Immaginazioni contorte, ossessioni funebri ed erotiche, ed intricate fantasie trovano nella pittura di Munch un'espressione positiva, affidata al disegno e al colore che serrano in modo sempre più stretto il suo mondo interiore in una serie di immagini autentiche e persistenti: una volta create, divengono esse stesse matrici di ulteriori emozioni e di nuove figure sempre più contorte. L'uso costante di linee ondulate, armonicamente fluide e mobili, i colori accesi e infuocati o soffocati repentinamente da una brusca manciata di cenere, le sinuosità cromatiche, l'onnipresente spettro della violenza, ora impercettibile, ora un'esplosione violenta e diretta, quasi dolorosamente agghiacciante, sono gli elementi che Munch sfrutta per simboleggiare ed esternare il suo cedimento agli spettri dell'interiorità travolta da un senso sempre più vivo di crescente angoscia. E' dunque semplice capire come mai l'arte di Munch, simbolo evidente della sua emotività precaria e insana, sia andata oltre il mondo calmo e spirituale che stava fiorendo all'interno della maggior parte dell'arte latina, per andare invece a incidere maggiormente sulla torbida e pomposa sensibilità degli artisti tedeschi.

Dipinti come "La veglia funebre", o "L'urlo" con quell'uomo a bocca spalancata che con la sua angoscia sembra riempire l'universo, sono novità figurative in cui il forte contenuto psicologico si risolve in un elemento fuso e necessario dell'immagine lirica. Munch esprime con colori a volte forzati e composizioni solidamente costruite, emozioni umane come la gelosia, la paura e la solitudine; e anche quando il pittore passerà, dopo il 1920, a riportare nei suoi dipinti le impressioni ricevute dalla sua terra natale, descrivendone i paesaggi con uno schiarimento di colore e con una distensione di immagini, continuerà a farlo con struggente malinconia e tenerezza, quasi come se le impressioni stesse fossero malori incurabili e profondamente radicati in cupe dissolvenze nell'anima della natura.

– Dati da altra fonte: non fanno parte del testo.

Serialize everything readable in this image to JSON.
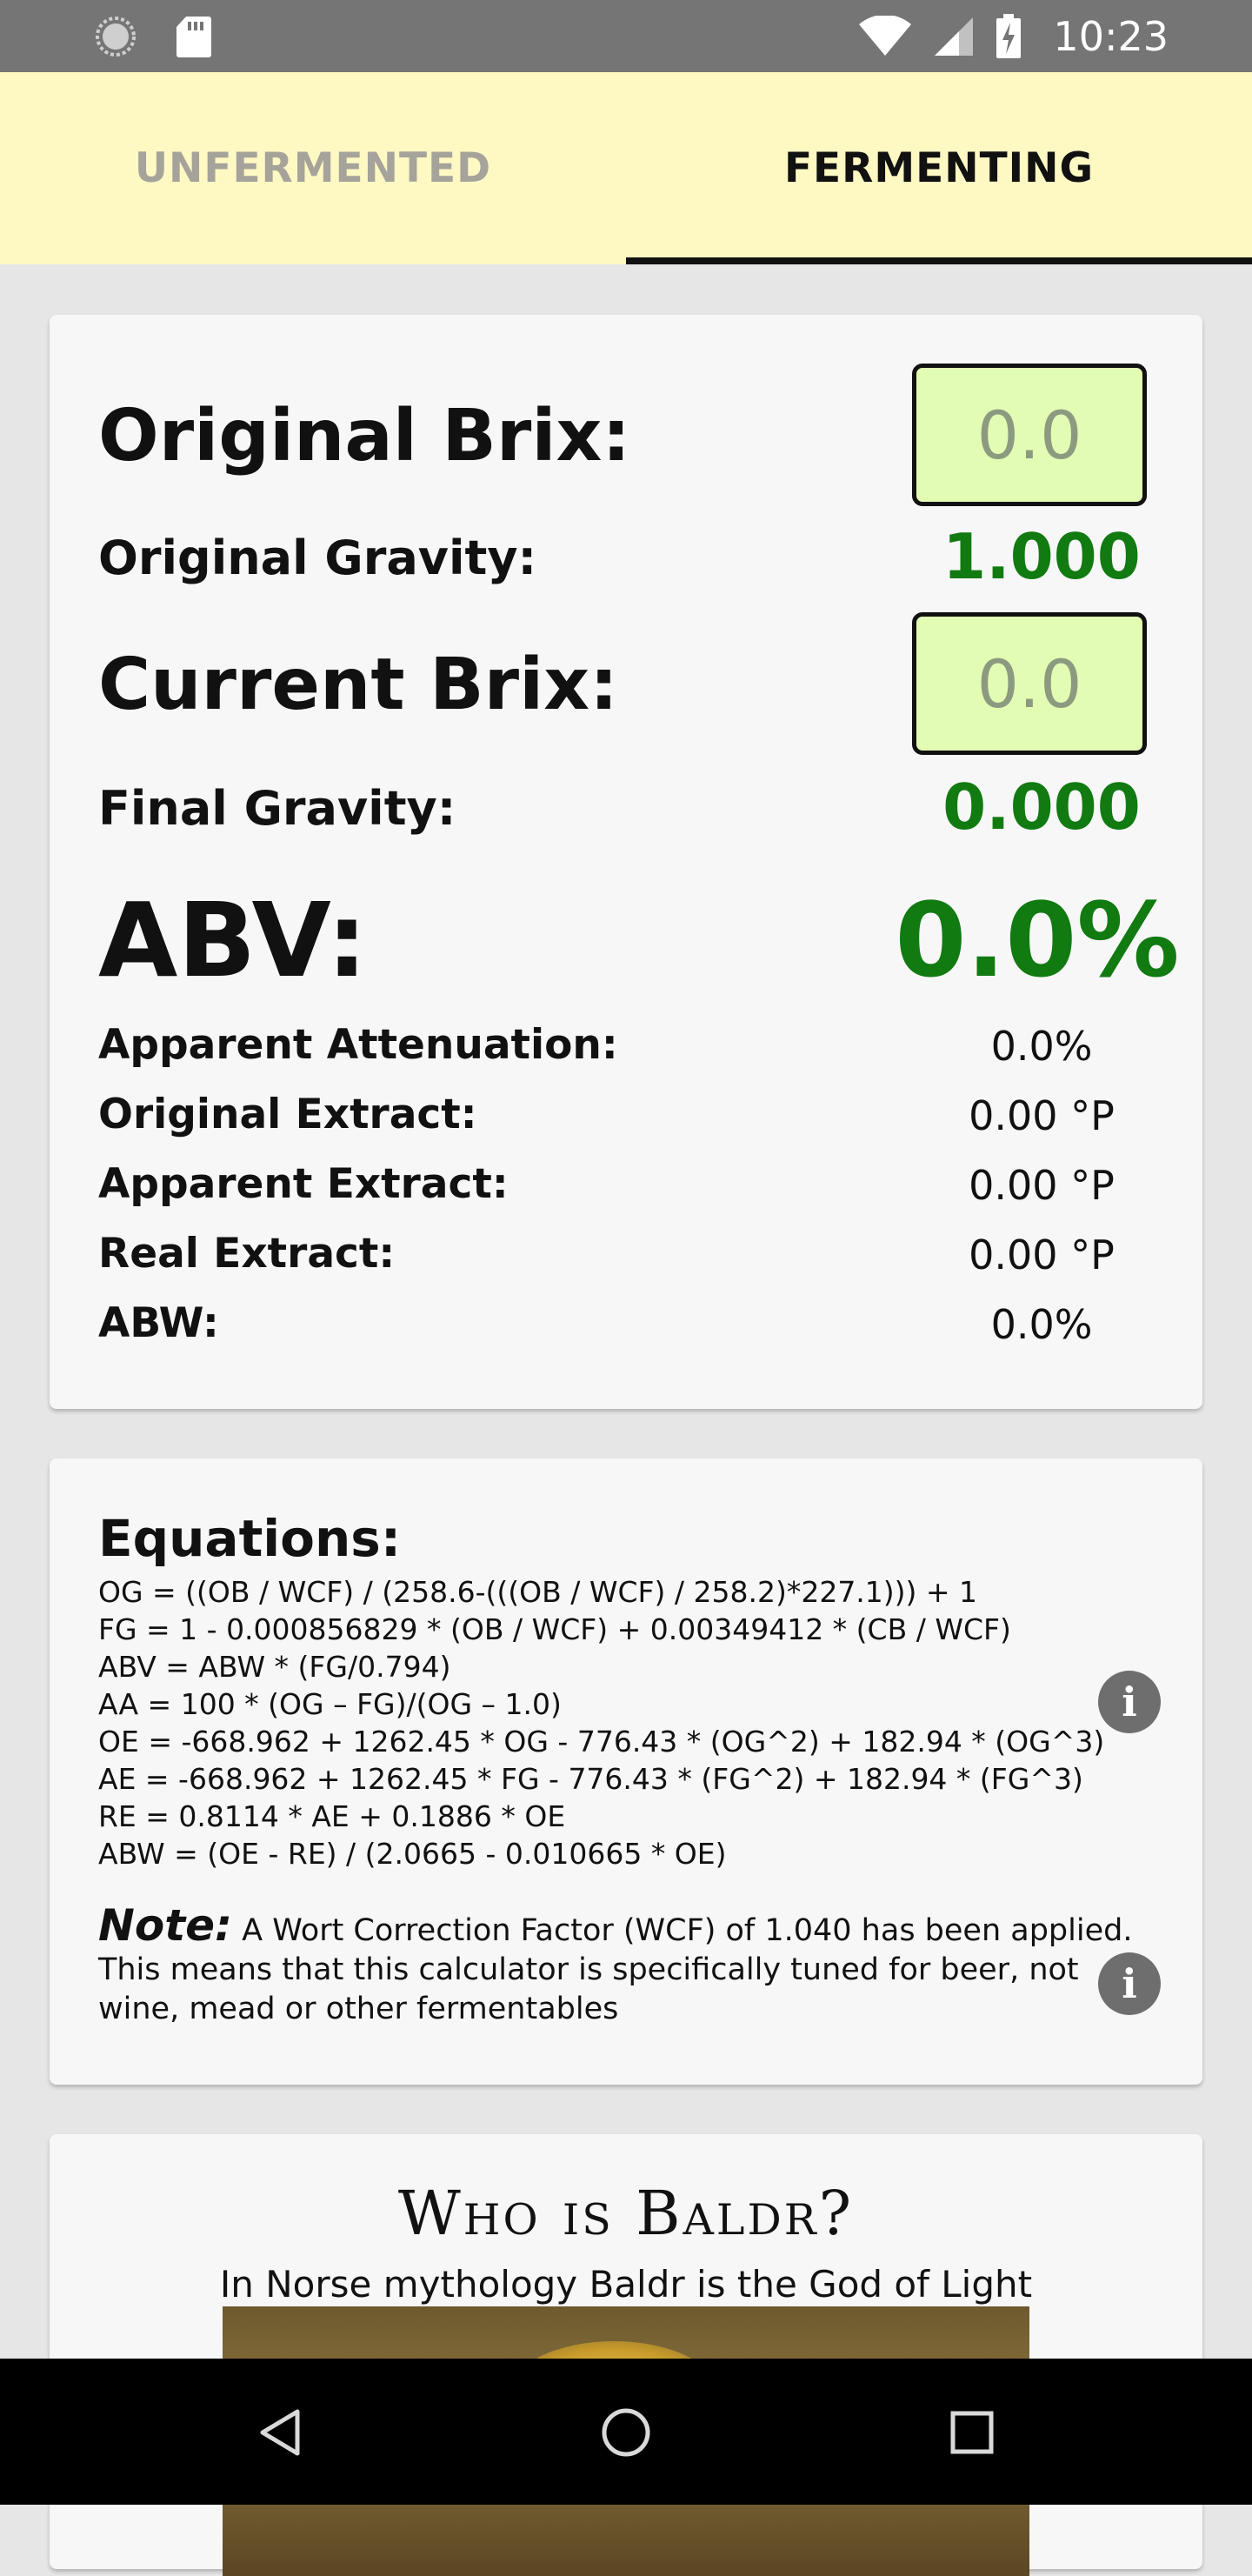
{
  "status_bar": {
    "time": "10:23",
    "icons": [
      "circle-status-icon",
      "sd-card-icon",
      "wifi-icon",
      "signal-icon",
      "battery-charging-icon"
    ]
  },
  "tabs": [
    {
      "label": "UNFERMENTED",
      "selected": false
    },
    {
      "label": "FERMENTING",
      "selected": true
    }
  ],
  "calculator": {
    "original_brix_label": "Original Brix:",
    "original_brix_placeholder": "0.0",
    "original_gravity_label": "Original Gravity:",
    "original_gravity_value": "1.000",
    "current_brix_label": "Current Brix:",
    "current_brix_placeholder": "0.0",
    "final_gravity_label": "Final Gravity:",
    "final_gravity_value": "0.000",
    "abv_label": "ABV:",
    "abv_value": "0.0%",
    "apparent_attenuation_label": "Apparent Attenuation:",
    "apparent_attenuation_value": "0.0%",
    "original_extract_label": "Original Extract:",
    "original_extract_value": "0.00 °P",
    "apparent_extract_label": "Apparent Extract:",
    "apparent_extract_value": "0.00 °P",
    "real_extract_label": "Real Extract:",
    "real_extract_value": "0.00 °P",
    "abw_label": "ABW:",
    "abw_value": "0.0%"
  },
  "equations": {
    "title": "Equations:",
    "lines": [
      "OG = ((OB / WCF) / (258.6-(((OB / WCF) / 258.2)*227.1))) + 1",
      "FG = 1 - 0.000856829 * (OB / WCF) + 0.00349412 * (CB / WCF)",
      "ABV = ABW * (FG/0.794)",
      "AA = 100 * (OG – FG)/(OG – 1.0)",
      "OE = -668.962 + 1262.45 * OG - 776.43 * (OG^2) + 182.94 * (OG^3)",
      "AE = -668.962 + 1262.45 * FG - 776.43 * (FG^2) + 182.94 * (FG^3)",
      "RE = 0.8114 * AE + 0.1886 * OE",
      "ABW = (OE - RE) / (2.0665 - 0.010665 * OE)"
    ],
    "note_label": "Note:",
    "note_text": "A Wort Correction Factor (WCF) of 1.040 has been applied. This means that this calculator is specifically tuned for beer, not wine, mead or other fermentables",
    "info_glyph": "i"
  },
  "baldr": {
    "title": "Who is Baldr?",
    "subtitle": "In Norse mythology Baldr is the God of Light"
  },
  "colors": {
    "tab_bar": "#fef9c3",
    "value_green": "#117a11",
    "input_bg": "#e2fcb4"
  }
}
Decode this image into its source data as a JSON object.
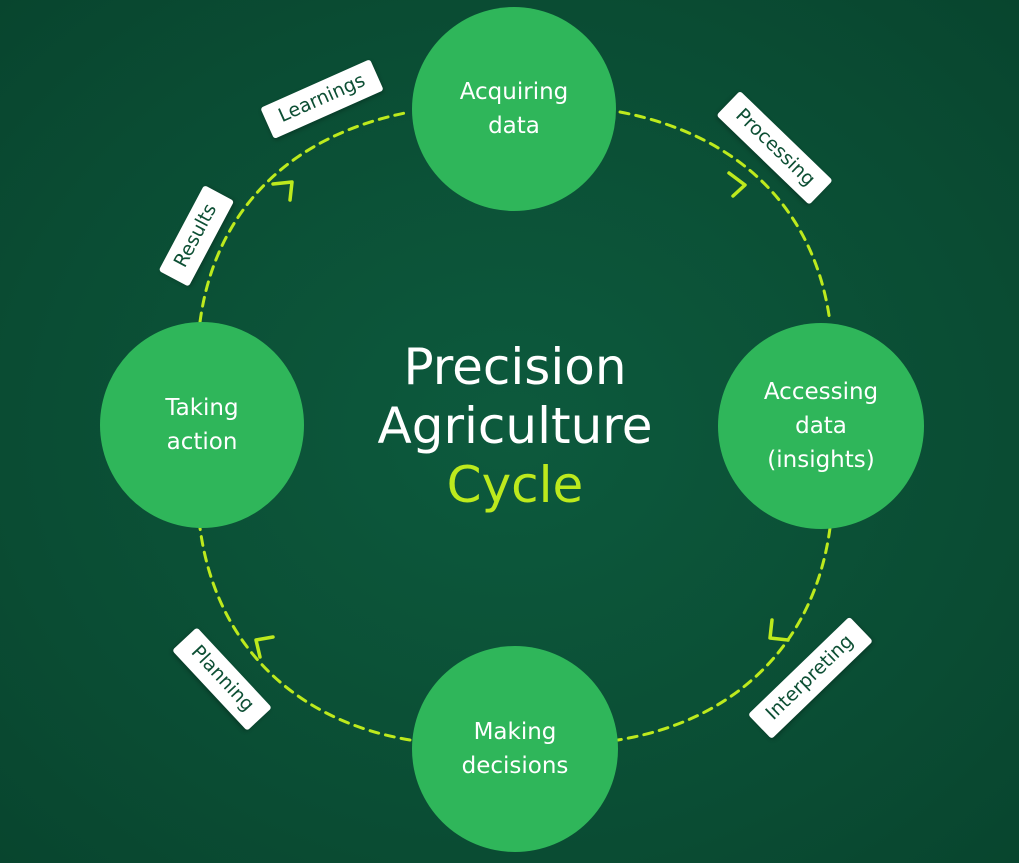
{
  "colors": {
    "background": "#0b4f36",
    "node_fill": "#2fb65a",
    "connector": "#bdea1d",
    "title_accent": "#bdea1d",
    "tag_fill": "#ffffff",
    "tag_text": "#0d4f34"
  },
  "title": {
    "line1": "Precision",
    "line2": "Agriculture",
    "line3": "Cycle"
  },
  "nodes": {
    "acquiring": {
      "line1": "Acquiring",
      "line2": "data"
    },
    "accessing": {
      "line1": "Accessing",
      "line2": "data",
      "line3": "(insights)"
    },
    "decisions": {
      "line1": "Making",
      "line2": "decisions"
    },
    "action": {
      "line1": "Taking",
      "line2": "action"
    }
  },
  "steps": {
    "processing": "Processing",
    "interpreting": "Interpreting",
    "planning": "Planning",
    "results": "Results",
    "learnings": "Learnings"
  }
}
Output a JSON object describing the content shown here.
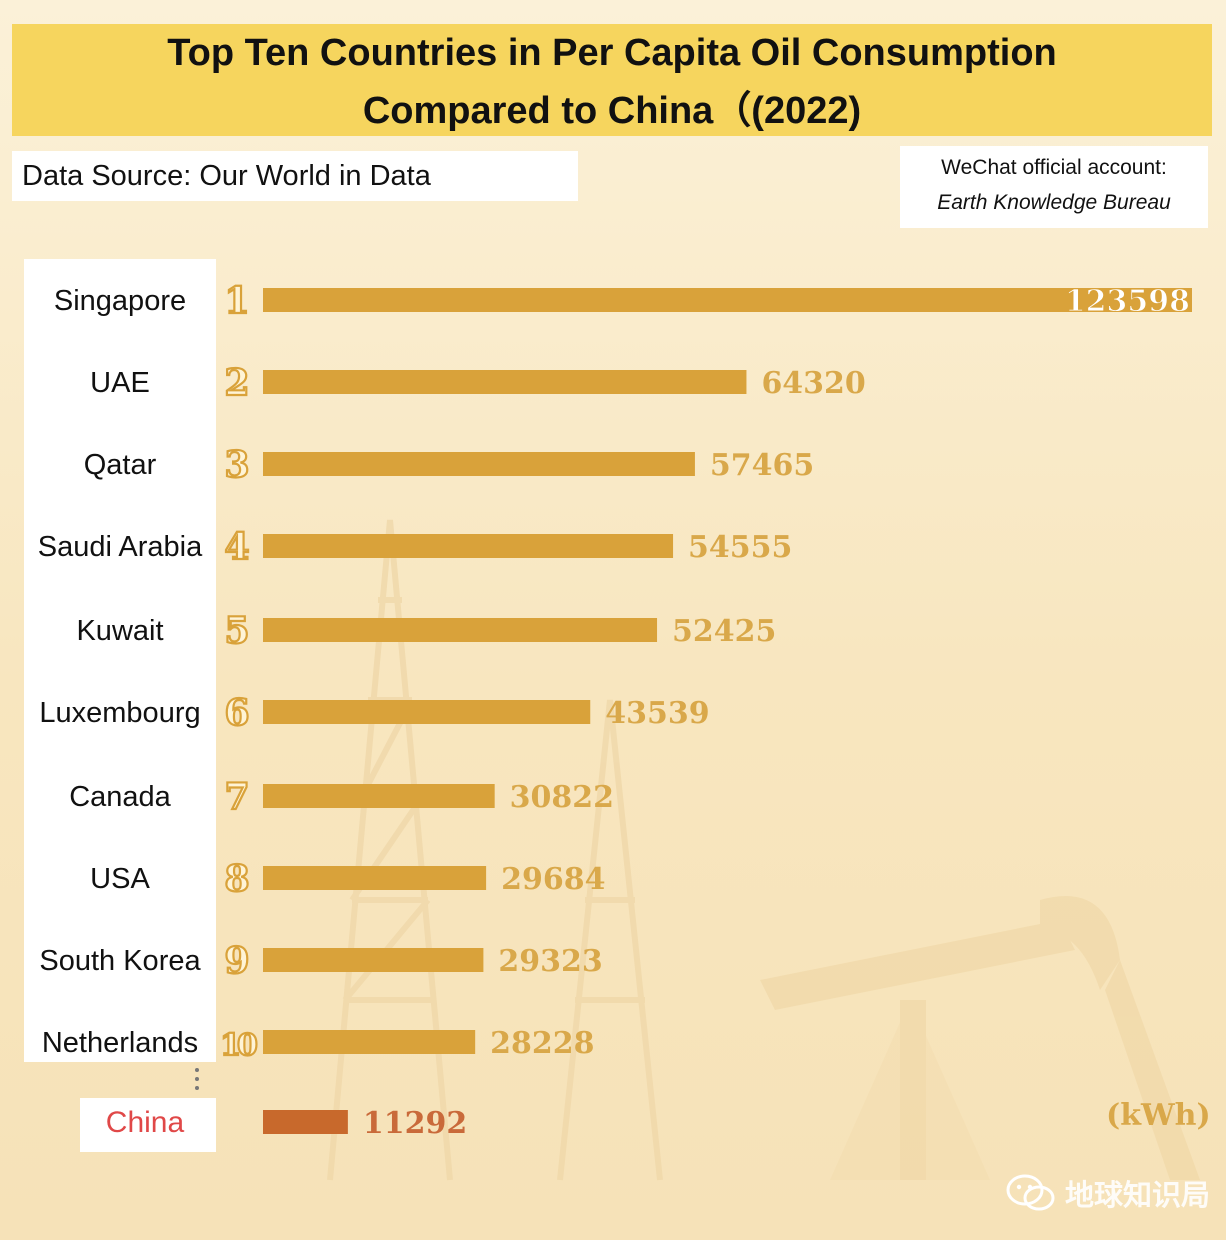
{
  "title": {
    "line1": "Top Ten Countries in Per Capita Oil Consumption",
    "line2": "Compared to China（(2022)"
  },
  "source": "Data Source: Our World in Data",
  "account": {
    "line1": "WeChat official account:",
    "line2": "Earth Knowledge Bureau"
  },
  "watermark": "地球知识局",
  "colors": {
    "bar": "#d9a23a",
    "value": "#d9a84a",
    "china_bar": "#c8692c",
    "china_value": "#c96a3a",
    "china_label": "#e04848",
    "title_bg": "#f6d55e"
  },
  "chart_data": {
    "type": "bar",
    "orientation": "horizontal",
    "categories": [
      "Singapore",
      "UAE",
      "Qatar",
      "Saudi Arabia",
      "Kuwait",
      "Luxembourg",
      "Canada",
      "USA",
      "South Korea",
      "Netherlands",
      "China"
    ],
    "ranks": [
      "1",
      "2",
      "3",
      "4",
      "5",
      "6",
      "7",
      "8",
      "9",
      "10",
      ""
    ],
    "values": [
      123598,
      64320,
      57465,
      54555,
      52425,
      43539,
      30822,
      29684,
      29323,
      28228,
      11292
    ],
    "highlight": "China",
    "unit": "(kWh)",
    "xlim": [
      0,
      123598
    ],
    "grid": false,
    "legend": "none"
  }
}
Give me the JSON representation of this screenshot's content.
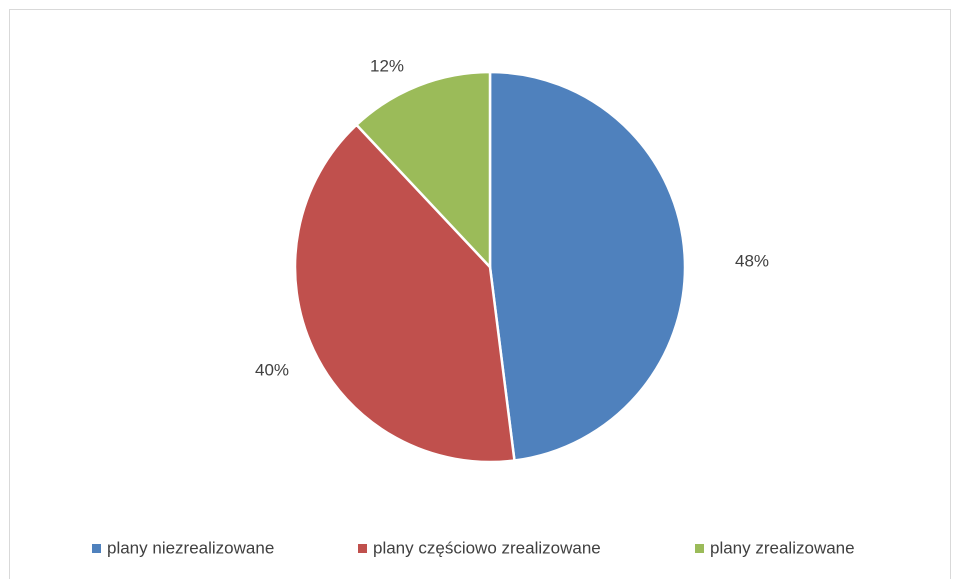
{
  "chart_data": {
    "type": "pie",
    "title": "",
    "slices": [
      {
        "label": "plany niezrealizowane",
        "value": 48,
        "display": "48%",
        "color": "#4f81bd"
      },
      {
        "label": "plany częściowo zrealizowane",
        "value": 40,
        "display": "40%",
        "color": "#c0504d"
      },
      {
        "label": "plany zrealizowane",
        "value": 12,
        "display": "12%",
        "color": "#9bbb59"
      }
    ],
    "legend_position": "bottom",
    "start_angle": "12 o'clock",
    "direction": "clockwise"
  }
}
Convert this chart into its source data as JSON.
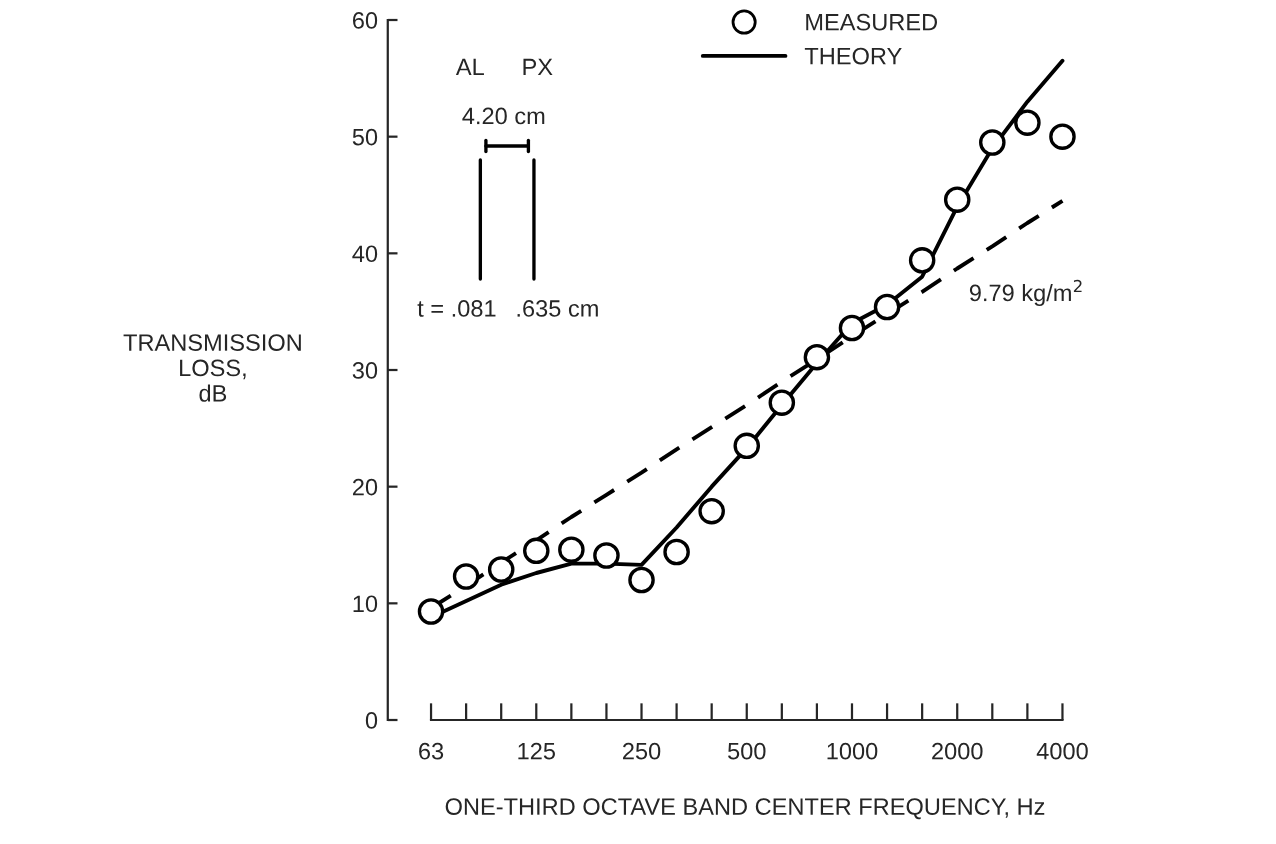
{
  "chart_data": {
    "type": "line",
    "xlabel": "ONE-THIRD OCTAVE BAND CENTER FREQUENCY, Hz",
    "ylabel": "TRANSMISSION\nLOSS,\ndB",
    "categories": [
      "63",
      null,
      null,
      "125",
      null,
      null,
      "250",
      null,
      null,
      "500",
      null,
      null,
      "1000",
      null,
      null,
      "2000",
      null,
      null,
      "4000"
    ],
    "series": [
      {
        "name": "MEASURED",
        "type": "scatter",
        "marker": "circle",
        "color": "#000000",
        "values": [
          9.3,
          12.3,
          12.9,
          14.5,
          14.6,
          14.1,
          12.0,
          14.4,
          17.9,
          23.5,
          27.2,
          31.1,
          33.6,
          35.4,
          39.4,
          44.6,
          49.5,
          51.2,
          50.0
        ]
      },
      {
        "name": "THEORY",
        "line_style": "solid",
        "color": "#000000",
        "values": [
          8.8,
          10.2,
          11.6,
          12.6,
          13.4,
          13.4,
          13.3,
          16.5,
          20.0,
          23.3,
          27.0,
          30.6,
          34.0,
          35.6,
          38.0,
          44.0,
          49.0,
          53.0,
          56.5
        ]
      },
      {
        "line_style": "dashed",
        "color": "#000000",
        "values": [
          9.6,
          11.5,
          13.5,
          15.4,
          17.4,
          19.3,
          21.2,
          23.2,
          25.1,
          27.0,
          29.0,
          30.9,
          32.9,
          34.8,
          36.7,
          38.7,
          40.6,
          42.6,
          44.5
        ]
      }
    ],
    "ylim": [
      0,
      60
    ],
    "yticks": [
      0,
      10,
      20,
      30,
      40,
      50,
      60
    ],
    "grid": false,
    "legend": "top right",
    "annotations": [
      "9.79 kg/m$^{2}$",
      "AL",
      "PX",
      "4.20 cm",
      "t = .081",
      ".635 cm"
    ]
  }
}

Munch finirà poi, come Van Gogh, in una casa di cura; ma quel turbine eccitato che fu la sua mente, e il pessimismo innato che non lo abbandonò mai, trovarono un riscatto sul piano della poesia pittorica. Munch, umanista in senso esclusivo, escluse sempre l'inumano, il mondo oggettivo: i suoi interessi non furono mai rivolti all'oggetto fenomenico in sé, né tanto meno al mondo oggettuale. I suoi paesaggi, come "Notte bianca" e "Notte d'estate", non sono intimi come quelli di Kokoschka, ma rievocano lo stato d'animo di Munch più che qualsiasi realtà esterna.

Munch è stato il simbolo concreto della punta più estrema e drammatica dell'esperienza romantica, affondando sempre più nelle sue insistenze sentimentali e nelle sue stesse visioni, invece che tentare di estendersi per raggiungere i grandi ideali.

Proveniente dai margini più lontani del continente, egli visse durante uno dei periodo più agitati della cultura artistica e non, e insieme a Gauguin, Van Gogh ed Ensor, vi lasciò una profonda impronta indicandone la radice irritata.